Artistic Freedom in an institutional context, and freedom swaddling.
The Herbie Hancock Quartet kicked off the Chicago Jazz Festival on September 1, 2007. Listening to their complex rhythms, careful use of discord, and almost bureaucratic musical exchanges led me to consider the immense difficulty of balancing creative freedom with the structure, order (and idiosyncratic quirks) of artistic institutions. These musicians worked within the rules of music, but were not confined by its parameters—they consigned the order and structure of the music to serve them, rather than being bound by it.
To compare music to art is a problematic analogy, but nonetheless can provide fruitful scope for a floundering artist. Like these jazz musicians, negotiating the art world involves a tightrope balancing act with which all art students must contend. Indeed, the dilemma produced when creative practices meet institutional frameworks is a predicament all artists are thrown into.

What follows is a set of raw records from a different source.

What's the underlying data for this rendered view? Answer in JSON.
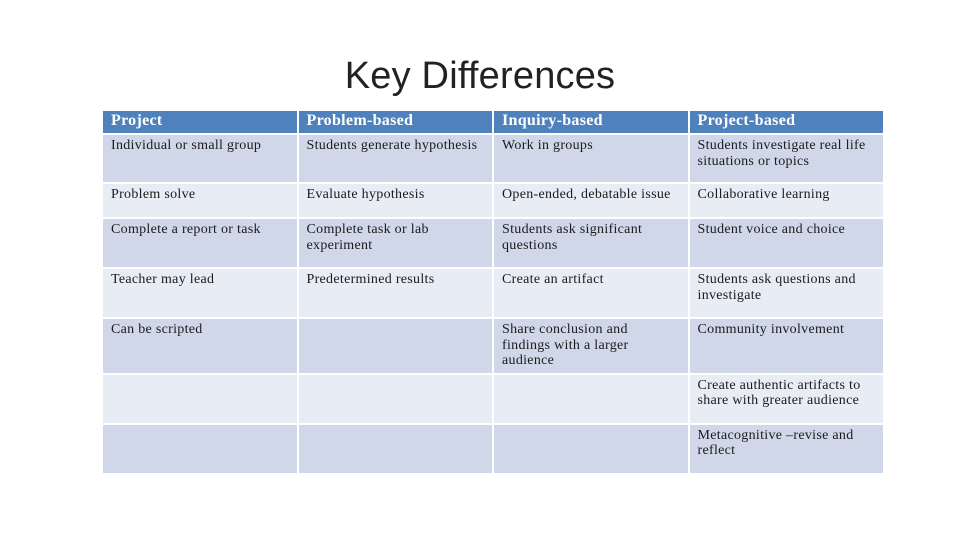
{
  "slide": {
    "title": "Key Differences"
  },
  "table": {
    "headers": [
      "Project",
      "Problem-based",
      "Inquiry-based",
      "Project-based"
    ],
    "rows": [
      [
        "Individual or small group",
        "Students generate hypothesis",
        "Work in groups",
        "Students investigate real life situations or topics"
      ],
      [
        "Problem solve",
        "Evaluate hypothesis",
        "Open-ended, debatable issue",
        "Collaborative learning"
      ],
      [
        "Complete a report or task",
        "Complete task or lab experiment",
        "Students ask significant questions",
        "Student voice and choice"
      ],
      [
        "Teacher may lead",
        "Predetermined results",
        "Create an artifact",
        "Students ask questions and investigate"
      ],
      [
        "Can be scripted",
        "",
        "Share conclusion and findings with a larger audience",
        "Community involvement"
      ],
      [
        "",
        "",
        "",
        "Create authentic artifacts to share with greater audience"
      ],
      [
        "",
        "",
        "",
        "Metacognitive –revise and reflect"
      ]
    ]
  }
}
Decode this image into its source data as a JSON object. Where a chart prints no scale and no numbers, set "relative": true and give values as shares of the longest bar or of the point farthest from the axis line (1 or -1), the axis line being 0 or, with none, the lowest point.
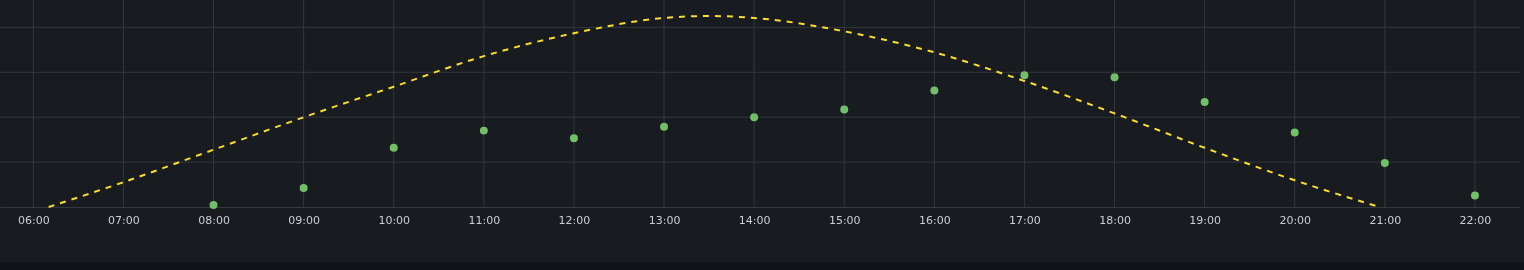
{
  "chart_data": {
    "type": "scatter",
    "relative": true,
    "grid": true,
    "xlim": [
      5.63,
      22.5
    ],
    "xticks": [
      {
        "value": 6,
        "label": "06:00"
      },
      {
        "value": 7,
        "label": "07:00"
      },
      {
        "value": 8,
        "label": "08:00"
      },
      {
        "value": 9,
        "label": "09:00"
      },
      {
        "value": 10,
        "label": "10:00"
      },
      {
        "value": 11,
        "label": "11:00"
      },
      {
        "value": 12,
        "label": "12:00"
      },
      {
        "value": 13,
        "label": "13:00"
      },
      {
        "value": 14,
        "label": "14:00"
      },
      {
        "value": 15,
        "label": "15:00"
      },
      {
        "value": 16,
        "label": "16:00"
      },
      {
        "value": 17,
        "label": "17:00"
      },
      {
        "value": 18,
        "label": "18:00"
      },
      {
        "value": 19,
        "label": "19:00"
      },
      {
        "value": 20,
        "label": "20:00"
      },
      {
        "value": 21,
        "label": "21:00"
      },
      {
        "value": 22,
        "label": "22:00"
      }
    ],
    "series": [
      {
        "type": "line",
        "line_style": "dashed",
        "marker": "none",
        "color": "#fade2a",
        "x": [
          6.17,
          7,
          8,
          9,
          10,
          11,
          12,
          13,
          13.5,
          14,
          15,
          16,
          17,
          18,
          19,
          20,
          20.94
        ],
        "values": [
          0,
          0.13,
          0.3,
          0.47,
          0.63,
          0.79,
          0.91,
          0.99,
          1,
          0.99,
          0.92,
          0.81,
          0.66,
          0.49,
          0.31,
          0.14,
          0
        ]
      },
      {
        "marker": "circle",
        "color": "#73bf69",
        "x": [
          8,
          9,
          10,
          11,
          12,
          13,
          14,
          15,
          16,
          17,
          18,
          19,
          20,
          21,
          22
        ],
        "values": [
          0.01,
          0.1,
          0.31,
          0.4,
          0.36,
          0.42,
          0.47,
          0.51,
          0.61,
          0.69,
          0.68,
          0.55,
          0.39,
          0.23,
          0.06
        ]
      }
    ]
  }
}
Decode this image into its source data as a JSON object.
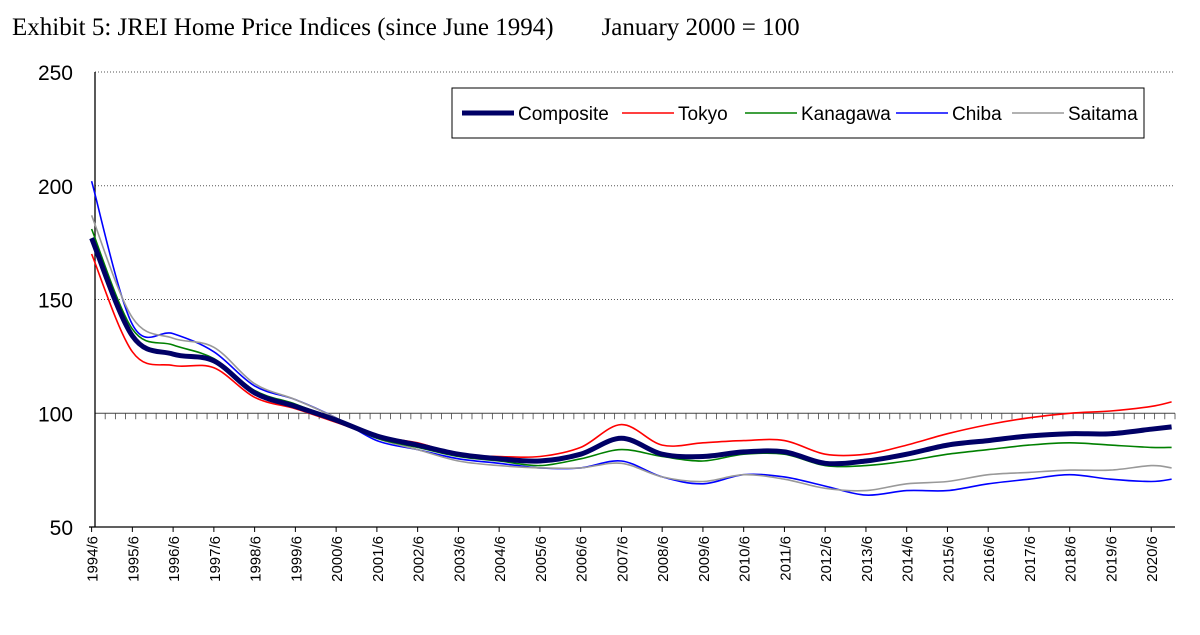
{
  "header": {
    "title": "Exhibit 5: JREI Home Price Indices (since June 1994)",
    "subtitle": "January 2000 = 100"
  },
  "chart_data": {
    "type": "line",
    "title": "Exhibit 5: JREI Home Price Indices (since June 1994)",
    "subtitle": "January 2000 = 100",
    "xlabel": "",
    "ylabel": "",
    "ylim": [
      50,
      250
    ],
    "yticks": [
      50,
      100,
      150,
      200,
      250
    ],
    "grid": "horizontal dotted at 150, 200, 250",
    "legend_position": "top-right",
    "reference_line": 100,
    "x_tick_labels": [
      "1994/6",
      "1995/6",
      "1996/6",
      "1997/6",
      "1998/6",
      "1999/6",
      "2000/6",
      "2001/6",
      "2002/6",
      "2003/6",
      "2004/6",
      "2005/6",
      "2006/6",
      "2007/6",
      "2008/6",
      "2009/6",
      "2010/6",
      "2011/6",
      "2012/6",
      "2013/6",
      "2014/6",
      "2015/6",
      "2016/6",
      "2017/6",
      "2018/6",
      "2019/6",
      "2020/6"
    ],
    "x": [
      "1994/6",
      "1995/6",
      "1996/6",
      "1997/6",
      "1998/6",
      "1999/6",
      "2000/6",
      "2001/6",
      "2002/6",
      "2003/6",
      "2004/6",
      "2005/6",
      "2006/6",
      "2007/6",
      "2008/6",
      "2009/6",
      "2010/6",
      "2011/6",
      "2012/6",
      "2013/6",
      "2014/6",
      "2015/6",
      "2016/6",
      "2017/6",
      "2018/6",
      "2019/6",
      "2020/6",
      "2020/12"
    ],
    "series": [
      {
        "name": "Composite",
        "color": "#000066",
        "width": 5,
        "values": [
          177,
          134,
          126,
          123,
          109,
          103,
          97,
          90,
          86,
          82,
          80,
          79,
          82,
          89,
          82,
          81,
          83,
          83,
          78,
          79,
          82,
          86,
          88,
          90,
          91,
          91,
          93,
          94
        ]
      },
      {
        "name": "Tokyo",
        "color": "#ff0000",
        "width": 1.6,
        "values": [
          170,
          127,
          121,
          120,
          107,
          102,
          96,
          90,
          87,
          82,
          81,
          81,
          85,
          95,
          86,
          87,
          88,
          88,
          82,
          82,
          86,
          91,
          95,
          98,
          100,
          101,
          103,
          105
        ]
      },
      {
        "name": "Kanagawa",
        "color": "#008000",
        "width": 1.6,
        "values": [
          181,
          137,
          130,
          124,
          110,
          104,
          97,
          89,
          85,
          81,
          79,
          77,
          80,
          84,
          81,
          79,
          82,
          82,
          77,
          77,
          79,
          82,
          84,
          86,
          87,
          86,
          85,
          85
        ]
      },
      {
        "name": "Chiba",
        "color": "#0000ff",
        "width": 1.6,
        "values": [
          202,
          139,
          135,
          127,
          112,
          106,
          98,
          88,
          84,
          80,
          78,
          76,
          76,
          79,
          72,
          69,
          73,
          72,
          68,
          64,
          66,
          66,
          69,
          71,
          73,
          71,
          70,
          71
        ]
      },
      {
        "name": "Saitama",
        "color": "#999999",
        "width": 1.6,
        "values": [
          187,
          142,
          133,
          129,
          113,
          106,
          98,
          89,
          84,
          79,
          77,
          76,
          76,
          78,
          72,
          70,
          73,
          71,
          67,
          66,
          69,
          70,
          73,
          74,
          75,
          75,
          77,
          76
        ]
      }
    ]
  }
}
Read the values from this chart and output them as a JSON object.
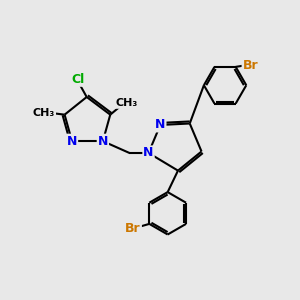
{
  "background_color": "#e8e8e8",
  "bond_color": "#000000",
  "bond_width": 1.5,
  "atom_colors": {
    "N": "#0000ee",
    "Cl": "#00aa00",
    "Br": "#cc7700",
    "C": "#000000"
  },
  "font_size_atom": 9,
  "font_size_methyl": 8,
  "xlim": [
    0,
    10
  ],
  "ylim": [
    0,
    10
  ]
}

This tension between order and (latent or potential) chaos is particularly apparent at a place like SAIC: students are repeatedly encouraged to make use of their artistic freedom: “Go for it! Whatever creative endeavor you choose, just go for it! Cross your disciplines, challenge your spaces! Fuck up!”
Yet in this potentially chaotic spirit of artistic openness, there is another element at play. The implicit and explicit rules, regulations and mores of the art institution—be it a school or a gallery—are always present. Some of these trappings and rules are breakable, flexible boundaries, while others are scarcely noticeable … and others may result in arrest if you attempt to overcome them. The challenge in negotiating this tension is to put this creative dissonance into play.
The Department of Flux has looked to this disjunction by bringing to the forefront the crucial, but often ignored, question of what exactly it means to be an artist exhibiting in a gallery. They are examining how artists and students can become involved with the gallery in variable, differing ways, often bypassing “normal” institutional procedures and literally bringing down the walls.
On first glance, the art world appears abundant with opportunity, a place where anything is possible. On second glance, once one has begun to enact their desires in this institutional context, the art world seems a myriad of forms and regulatory signs:
“WE ONLY SHOW VIDEO ON SUNDAYS”
“NO INSTALLATIONS INVOLVING ANIMAL MEAT”
“YOU JUST CAN’T SIT HERE.”
And only on third glance does this challenging field of order and chaos begin to come into focus. What is one to do, stuck in this dualism? This is the classic problem of freedom, and, of course, the classic question of early modernism: once you remove the restraints, you can supposedly do anything, and this vast field of possibility can, at times, be paralyzing. Which is why the boundaries provided by institutions can be used to our advantage—as a springboard, a launching pad … or even a punching bag.
Odd as it may sound, it is possible to be swaddled by all this freedom, comfortably smothered in the knowledge that anything we do will be OK, sort of. This situation is actually potentially dangerous, and can lead to the laziest forms of apathy and individualism, particularly in an art school context. The trick will be to choose wisely in this wide-open field.